The study, conducted at the Institute of Microbiology of the Chinese Academy of Sciences (IMCAS), incorporated into the animal’s DNA a gene sequence that contains information to synthesize the hACE2 receptor protein, present in human cells, to which the coronavirus binds to then reproduces and causes cell damage.

The scientists reported, “Here we report our attempt to create the first humanized pig expressing the hACE2 receptor for COVID-19 research, speculating that humanization of the pig ACE2 receptor could make pigs susceptible to SARS-CoV-2.”

First human-ape embryos cause controversy

This is not the first time that experiments have been conducted combining animal and human cells. In August 2019, a Spanish researcher, together with Chinese researchers, produced the first human chimeras.

The word chimera has its origin in Greek mythology, and means a beast formed by different animal parts. Today, the word is used to refer to organisms created with two or more cells from different species.

The experiments were conducted at China’s Yunnan Primate Biomedical Research Laboratory, a facility with thousands of monkeys in the city of Kunming. The ultimate goal was to develop a human organ that could be transplanted. 

However, for Dr. Angel Raya, director of the Center for Regenerative Medicine in Barcelona, the experiments are highly controversial and unethical.

Raya said, “What happens if the stem cells escape and form human neurons in the animal’s brain? Would it have consciousness?”

Federico Montalvo, president of Spain’s Bioethics Committee, criticized the purpose the experiment in the communist country, saying, “Is it because scientifically they are more advanced or because ethically they are more relaxed?”  

Montalvo heads the Spanish government’s top advisory body on scientific ethics, and is concerned about the end of the experiment.

Montalvo added, “The current objective should be applauded, but perhaps one should also consider whether it can be used for other purposes, such as creating a kind of intermediate subject. The risk is to open a path that other people can follow.”

Creating super-soldiers 

In late 2020, then-U.S. Director of National Intelligence John Ratcliffe said that the CCP was becoming the number one threat to America and the free world.

He said, “If I could communicate one thing to the American people from this one vantage point, it is that the People’s Republic of China represents the greatest threat to the U.S. today, and the greatest threat to democracy and freedom around the world since World War II.”

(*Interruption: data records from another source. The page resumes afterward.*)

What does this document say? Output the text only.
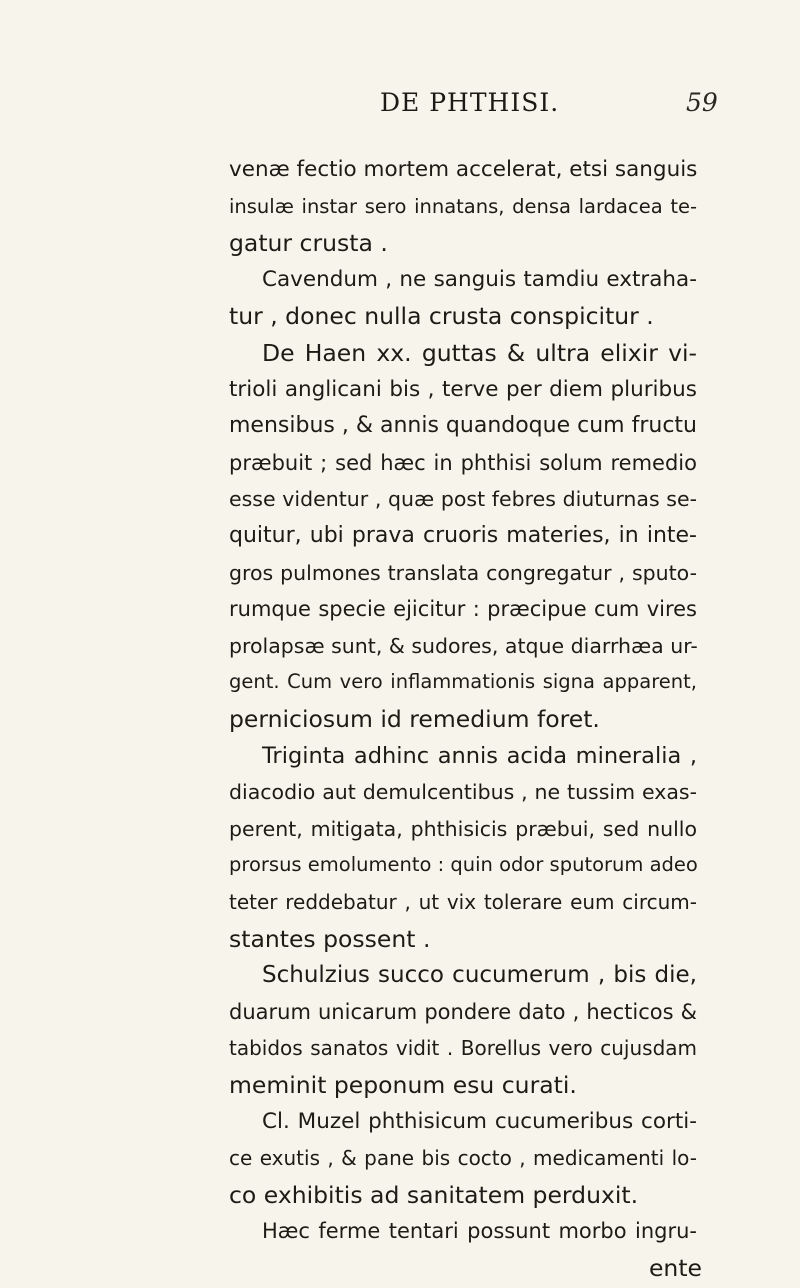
DE PHTHISI.	59
venæ fectio mortem accelerat, etsi sanguis
insulæ instar sero innatans, densa lardacea te-
gatur crusta .
Cavendum , ne sanguis tamdiu extraha-
tur , donec nulla crusta conspicitur .
De Haen xx. guttas & ultra elixir vi-
trioli anglicani bis , terve per diem pluribus
mensibus , & annis quandoque cum fructu
præbuit ; sed hæc in phthisi solum remedio
esse videntur , quæ post febres diuturnas se-
quitur, ubi prava cruoris materies, in inte-
gros pulmones translata congregatur , sputo-
rumque specie ejicitur : præcipue cum vires
prolapsæ sunt, & sudores, atque diarrhæa ur-
gent. Cum vero inflammationis signa apparent,
perniciosum id remedium foret.
Triginta adhinc annis acida mineralia ,
diacodio aut demulcentibus , ne tussim exas-
perent, mitigata, phthisicis præbui, sed nullo
prorsus emolumento : quin odor sputorum adeo
teter reddebatur , ut vix tolerare eum circum-
stantes possent .
Schulzius succo cucumerum , bis die,
duarum unicarum pondere dato , hecticos &
tabidos sanatos vidit . Borellus vero cujusdam
meminit peponum esu curati.
Cl. Muzel phthisicum cucumeribus corti-
ce exutis , & pane bis cocto , medicamenti lo-
co exhibitis ad sanitatem perduxit.
Hæc ferme tentari possunt morbo ingru-
ente
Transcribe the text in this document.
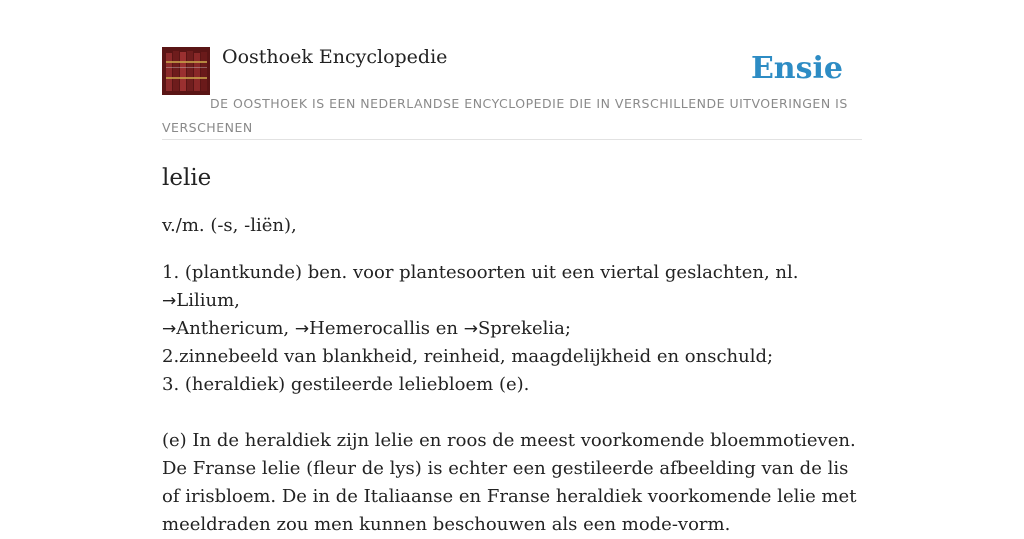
Oosthoek Encyclopedie	Ensie
DE OOSTHOEK IS EEN NEDERLANDSE ENCYCLOPEDIE DIE IN VERSCHILLENDE UITVOERINGEN IS VERSCHENEN
lelie
v./m. (-s, -liën),
1. (plantkunde) ben. voor plantesoorten uit een viertal geslachten, nl. →Lilium,
→Anthericum, →Hemerocallis en →Sprekelia;
2.zinnebeeld van blankheid, reinheid, maagdelijkheid en onschuld;
3. (heraldiek) gestileerde leliebloem (e).

(e) In de heraldiek zijn lelie en roos de meest voorkomende bloemmotieven. De Franse lelie (fleur de lys) is echter een gestileerde afbeelding van de lis of irisbloem. De in de Italiaanse en Franse heraldiek voorkomende lelie met meeldraden zou men kunnen beschouwen als een mode-vorm.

He further charged, “There are no ethical limits to Beijing’s quest for power,” while describing that the Chinese regime conducted tests on its men in hopes of developing soldiers with “biologically enhanced capabilities.”

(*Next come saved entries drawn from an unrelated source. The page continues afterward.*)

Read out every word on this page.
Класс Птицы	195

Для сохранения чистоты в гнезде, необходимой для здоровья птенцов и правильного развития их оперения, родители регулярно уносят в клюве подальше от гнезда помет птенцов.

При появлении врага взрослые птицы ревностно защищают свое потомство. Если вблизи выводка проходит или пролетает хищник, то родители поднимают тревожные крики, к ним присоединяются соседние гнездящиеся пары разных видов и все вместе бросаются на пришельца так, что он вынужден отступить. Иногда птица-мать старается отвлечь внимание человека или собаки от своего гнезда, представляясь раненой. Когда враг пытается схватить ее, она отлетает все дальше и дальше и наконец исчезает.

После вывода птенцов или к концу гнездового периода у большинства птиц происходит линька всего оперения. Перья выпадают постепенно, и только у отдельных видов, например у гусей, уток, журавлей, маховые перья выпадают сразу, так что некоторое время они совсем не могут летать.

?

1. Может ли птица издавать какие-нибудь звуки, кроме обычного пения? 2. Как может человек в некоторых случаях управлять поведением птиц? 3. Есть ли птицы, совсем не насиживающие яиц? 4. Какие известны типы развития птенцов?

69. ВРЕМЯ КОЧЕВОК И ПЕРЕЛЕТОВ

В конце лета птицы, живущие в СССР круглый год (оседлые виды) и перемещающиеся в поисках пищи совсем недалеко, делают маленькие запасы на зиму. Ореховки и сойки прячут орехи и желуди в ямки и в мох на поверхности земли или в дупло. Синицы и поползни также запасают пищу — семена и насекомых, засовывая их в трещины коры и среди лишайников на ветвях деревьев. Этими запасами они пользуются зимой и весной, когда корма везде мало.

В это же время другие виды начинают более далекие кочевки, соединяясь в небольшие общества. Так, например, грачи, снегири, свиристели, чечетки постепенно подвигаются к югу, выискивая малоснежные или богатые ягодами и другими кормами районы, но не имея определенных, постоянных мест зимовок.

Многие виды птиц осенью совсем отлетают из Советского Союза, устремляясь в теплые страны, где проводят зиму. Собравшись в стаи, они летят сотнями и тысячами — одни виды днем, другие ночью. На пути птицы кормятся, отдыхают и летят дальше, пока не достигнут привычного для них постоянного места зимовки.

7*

According to a publication by the Jamestown Foundation, the People’s Liberation Army has conducted biotechnology studies on its soldiers, making genetic modifications. 

One of these modifications is known as Regularly Spaced Short Palindromic Repeats, which would increase human performance in combat, although it is still in the experimental stage. 

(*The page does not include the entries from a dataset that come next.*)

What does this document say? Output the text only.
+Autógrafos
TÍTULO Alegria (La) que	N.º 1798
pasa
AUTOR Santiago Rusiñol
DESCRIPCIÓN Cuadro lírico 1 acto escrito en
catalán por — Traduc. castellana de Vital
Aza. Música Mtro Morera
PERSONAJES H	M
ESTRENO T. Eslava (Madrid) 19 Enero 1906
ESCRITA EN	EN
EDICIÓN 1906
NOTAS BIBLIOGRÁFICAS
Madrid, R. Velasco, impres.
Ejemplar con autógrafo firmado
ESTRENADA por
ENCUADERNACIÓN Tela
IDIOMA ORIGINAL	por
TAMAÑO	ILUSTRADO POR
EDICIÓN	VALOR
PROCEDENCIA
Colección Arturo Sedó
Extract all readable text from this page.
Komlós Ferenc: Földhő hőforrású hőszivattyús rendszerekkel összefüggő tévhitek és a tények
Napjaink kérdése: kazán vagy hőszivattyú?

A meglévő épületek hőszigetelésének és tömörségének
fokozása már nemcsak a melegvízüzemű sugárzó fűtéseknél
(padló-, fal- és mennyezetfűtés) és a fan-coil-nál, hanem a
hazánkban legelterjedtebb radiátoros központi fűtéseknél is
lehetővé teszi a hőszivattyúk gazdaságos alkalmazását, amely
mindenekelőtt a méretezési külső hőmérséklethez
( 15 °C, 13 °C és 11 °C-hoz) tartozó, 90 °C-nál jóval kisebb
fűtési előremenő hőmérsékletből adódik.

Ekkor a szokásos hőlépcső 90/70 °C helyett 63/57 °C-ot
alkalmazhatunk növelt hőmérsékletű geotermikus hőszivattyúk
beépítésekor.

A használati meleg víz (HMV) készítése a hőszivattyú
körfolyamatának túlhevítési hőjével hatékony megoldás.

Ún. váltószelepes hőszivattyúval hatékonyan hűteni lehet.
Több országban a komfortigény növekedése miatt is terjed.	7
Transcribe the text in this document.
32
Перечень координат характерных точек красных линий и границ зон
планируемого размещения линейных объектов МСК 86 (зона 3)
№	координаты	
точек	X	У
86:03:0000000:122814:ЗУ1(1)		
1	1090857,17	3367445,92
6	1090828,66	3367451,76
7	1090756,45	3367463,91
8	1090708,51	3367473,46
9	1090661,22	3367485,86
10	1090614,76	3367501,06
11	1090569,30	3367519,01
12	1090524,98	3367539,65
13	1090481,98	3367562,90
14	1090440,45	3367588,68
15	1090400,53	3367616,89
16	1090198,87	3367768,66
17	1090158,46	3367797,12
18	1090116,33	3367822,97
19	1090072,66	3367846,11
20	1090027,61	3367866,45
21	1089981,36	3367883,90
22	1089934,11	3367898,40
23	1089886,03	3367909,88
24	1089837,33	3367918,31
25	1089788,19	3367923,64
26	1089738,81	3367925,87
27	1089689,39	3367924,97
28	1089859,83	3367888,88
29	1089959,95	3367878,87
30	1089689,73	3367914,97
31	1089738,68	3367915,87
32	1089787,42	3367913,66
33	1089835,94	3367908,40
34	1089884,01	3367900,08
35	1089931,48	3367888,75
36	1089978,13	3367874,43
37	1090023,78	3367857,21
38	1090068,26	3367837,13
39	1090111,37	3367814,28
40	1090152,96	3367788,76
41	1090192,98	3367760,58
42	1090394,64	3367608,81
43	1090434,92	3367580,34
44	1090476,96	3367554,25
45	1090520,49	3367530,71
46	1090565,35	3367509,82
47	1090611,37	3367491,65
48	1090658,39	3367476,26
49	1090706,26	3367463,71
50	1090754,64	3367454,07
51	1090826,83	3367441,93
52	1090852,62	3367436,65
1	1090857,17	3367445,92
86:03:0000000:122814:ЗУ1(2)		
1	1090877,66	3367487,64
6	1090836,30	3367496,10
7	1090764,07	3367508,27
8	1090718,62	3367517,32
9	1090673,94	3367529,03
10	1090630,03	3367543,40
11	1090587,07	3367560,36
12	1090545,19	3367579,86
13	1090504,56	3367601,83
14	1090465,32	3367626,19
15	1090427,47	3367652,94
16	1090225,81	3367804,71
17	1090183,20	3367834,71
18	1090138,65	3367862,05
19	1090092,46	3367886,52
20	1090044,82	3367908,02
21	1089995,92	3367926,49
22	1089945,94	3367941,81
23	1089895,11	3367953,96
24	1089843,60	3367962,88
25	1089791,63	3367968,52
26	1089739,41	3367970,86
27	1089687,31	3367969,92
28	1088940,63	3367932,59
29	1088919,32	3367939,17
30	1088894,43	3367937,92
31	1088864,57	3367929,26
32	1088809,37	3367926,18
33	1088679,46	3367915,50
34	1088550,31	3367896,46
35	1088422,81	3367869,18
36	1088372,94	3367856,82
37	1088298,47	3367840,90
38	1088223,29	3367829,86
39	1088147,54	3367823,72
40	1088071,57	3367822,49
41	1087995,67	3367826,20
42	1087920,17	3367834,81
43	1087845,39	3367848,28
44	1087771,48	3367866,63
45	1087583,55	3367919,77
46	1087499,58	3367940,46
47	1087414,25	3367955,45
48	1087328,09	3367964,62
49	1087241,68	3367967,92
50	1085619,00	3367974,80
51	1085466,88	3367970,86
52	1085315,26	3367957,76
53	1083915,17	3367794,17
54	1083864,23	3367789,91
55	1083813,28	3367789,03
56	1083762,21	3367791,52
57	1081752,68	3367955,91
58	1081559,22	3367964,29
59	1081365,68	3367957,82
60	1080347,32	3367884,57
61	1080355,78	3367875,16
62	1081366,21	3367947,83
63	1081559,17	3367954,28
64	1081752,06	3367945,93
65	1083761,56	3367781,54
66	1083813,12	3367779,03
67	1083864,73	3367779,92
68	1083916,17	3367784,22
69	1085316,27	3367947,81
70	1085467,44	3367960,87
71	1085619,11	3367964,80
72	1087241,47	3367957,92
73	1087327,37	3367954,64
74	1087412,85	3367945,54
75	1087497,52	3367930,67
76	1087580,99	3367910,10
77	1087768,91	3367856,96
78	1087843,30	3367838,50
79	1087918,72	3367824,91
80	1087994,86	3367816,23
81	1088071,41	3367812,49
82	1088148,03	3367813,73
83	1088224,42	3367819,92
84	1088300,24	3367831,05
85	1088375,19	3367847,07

Adding to this, U.S. researchers Elsa Kania and Wilson VornDick, authors of the Jamestown publication, said that in 2018, China had created the first genetically modified babies. 

The researchers reported, “Infamously, the first humans to be subject to genetic engineering were also born in China.”

They added,”This breach of ethics has been condemned by the scientific community within China and worldwide, while also prompting the development of a new law on human gene editing.”